Savings
CD Calculator
Estimate certificate of deposit growth using deposit amount, APY, and term. Adjust the assumptions to test different scenarios and use the result as a planning estimate, not a promise.
Savings
CD Calculator
Result
How to use this calculator
Enter the deposit amount, the annual percentage yield (APY — use this, not the stated interest rate, for an apples-to-apples comparison), and the CD term in months. The calculator shows the total interest earned and the final balance at maturity. If the CD compounds interest more frequently than annually, the APY already accounts for that — you don't need to adjust separately.
When comparing CDs across different banks, always compare APYs, not stated rates. Two CDs may have the same stated interest rate but different APYs depending on compounding frequency. Daily compounding produces a slightly higher effective yield than monthly, which beats quarterly. Most banks advertise APY precisely because it's the more favorable number — and because federal law requires it.
What your result means
The result shows your guaranteed payout at maturity — no market risk, no variability. That's the main appeal of a CD: a locked-in rate for a defined period, insured by the FDIC up to $250,000 per depositor per institution. The trade-off is liquidity. Once you open a CD, withdrawing before maturity typically triggers an early withdrawal penalty — often 3–6 months of interest for short-term CDs and 6–12 months for longer ones.
Run this calculator against a high-yield savings account to see the actual dollar difference. The flexibility of a savings account is worth something — if CD rates don't outpace a good HYSA by meaningful margin, the liquidity premium may favor the savings account, especially in a rate environment where rates may continue to change.
What the math leaves out
CD interest is taxable income in the year it's earned, even for multi-year CDs. For a 2-year CD, you'll owe taxes on the first year's interest on your tax return for that year, before the CD matures. Plan accordingly if you're holding a CD across tax years.
CD laddering — splitting a deposit across multiple CDs with staggered maturity dates — is a strategy this calculator doesn't directly model but is worth understanding.
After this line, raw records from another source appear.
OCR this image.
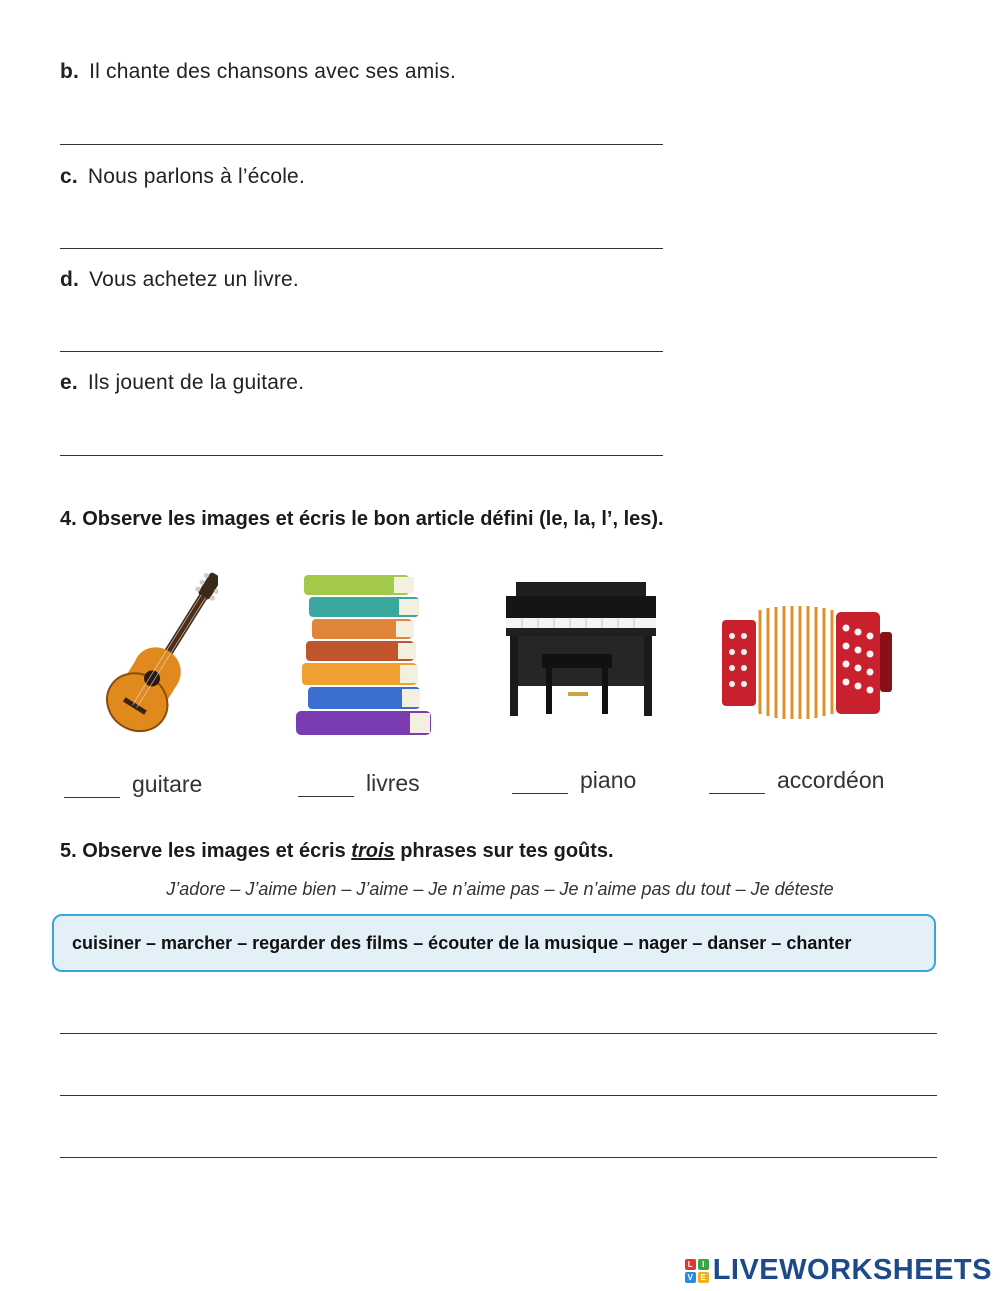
b. Il chante des chansons avec ses amis.
c. Nous parlons à l’école.
d. Vous achetez un livre.
e. Ils jouent de la guitare.
4. Observe les images et écris le bon article défini (le, la, l’, les).
guitare	livres	piano	accordéon
5. Observe les images et écris trois phrases sur tes goûts.
J’adore – J’aime bien – J’aime – Je n’aime pas – Je n’aime pas du tout – Je déteste
cuisiner – marcher – regarder des films – écouter de la musique – nager – danser – chanter
L	I
V E LIVEWORKSHEETS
Instead of locking $50,000 into a single 5-year CD, you'd put $10,000 each into 1-year, 2-year, 3-year, 4-year, and 5-year CDs. Each year, one CD matures and can be rolled over or deployed elsewhere — preserving some liquidity while capturing longer-term rates on most of the balance.
Frequently asked questions
Are CDs safe?
Yes, with the standard caveats. CDs at FDIC-insured banks are protected up to $250,000 per depositor, per institution, per account category. CDs at NCUA-insured credit unions have equivalent protection. Above those limits, you're exposed to institution risk — rare but not theoretical. Spreading large deposits across multiple institutions is the straightforward workaround.
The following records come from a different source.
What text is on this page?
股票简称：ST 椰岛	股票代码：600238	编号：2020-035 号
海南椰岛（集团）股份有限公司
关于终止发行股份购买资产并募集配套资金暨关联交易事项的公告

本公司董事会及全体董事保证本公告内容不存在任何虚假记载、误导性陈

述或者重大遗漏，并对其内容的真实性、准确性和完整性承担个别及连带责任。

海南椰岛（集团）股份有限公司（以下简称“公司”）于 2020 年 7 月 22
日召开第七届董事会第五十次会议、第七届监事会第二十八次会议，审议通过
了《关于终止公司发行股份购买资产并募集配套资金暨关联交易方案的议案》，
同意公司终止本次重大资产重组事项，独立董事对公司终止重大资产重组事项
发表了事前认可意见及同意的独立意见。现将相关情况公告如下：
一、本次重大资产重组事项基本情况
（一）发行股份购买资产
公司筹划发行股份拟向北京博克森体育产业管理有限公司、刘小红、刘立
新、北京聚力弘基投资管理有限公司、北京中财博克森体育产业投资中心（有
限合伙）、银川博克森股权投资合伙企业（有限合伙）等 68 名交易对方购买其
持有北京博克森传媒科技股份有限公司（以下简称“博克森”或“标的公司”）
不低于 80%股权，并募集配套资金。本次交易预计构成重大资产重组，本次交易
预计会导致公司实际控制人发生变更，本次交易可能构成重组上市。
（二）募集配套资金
What happens at CD maturity?
Most banks automatically roll over CDs into a new CD of the same term at the current rate, with a brief grace period (typically 7–10 days) to make changes without penalty. If you don't want to roll over, mark the maturity date on your calendar and instruct the bank before or during the grace period. Auto-rollover into a much lower rate is a common and avoidable mistake.
When is a CD better than a high-yield savings account?
When you believe rates will fall and want to lock in the current rate for a defined period. If the Fed cuts rates and your HYSA rate drops from 4.5% to 2.5%, the CD you locked in at 4.5% for two years looks significantly better. If rates rise instead, the HYSA benefits and the CD locks you into the lower rate. CDs are a bet on rate direction; HYSAs float with the market.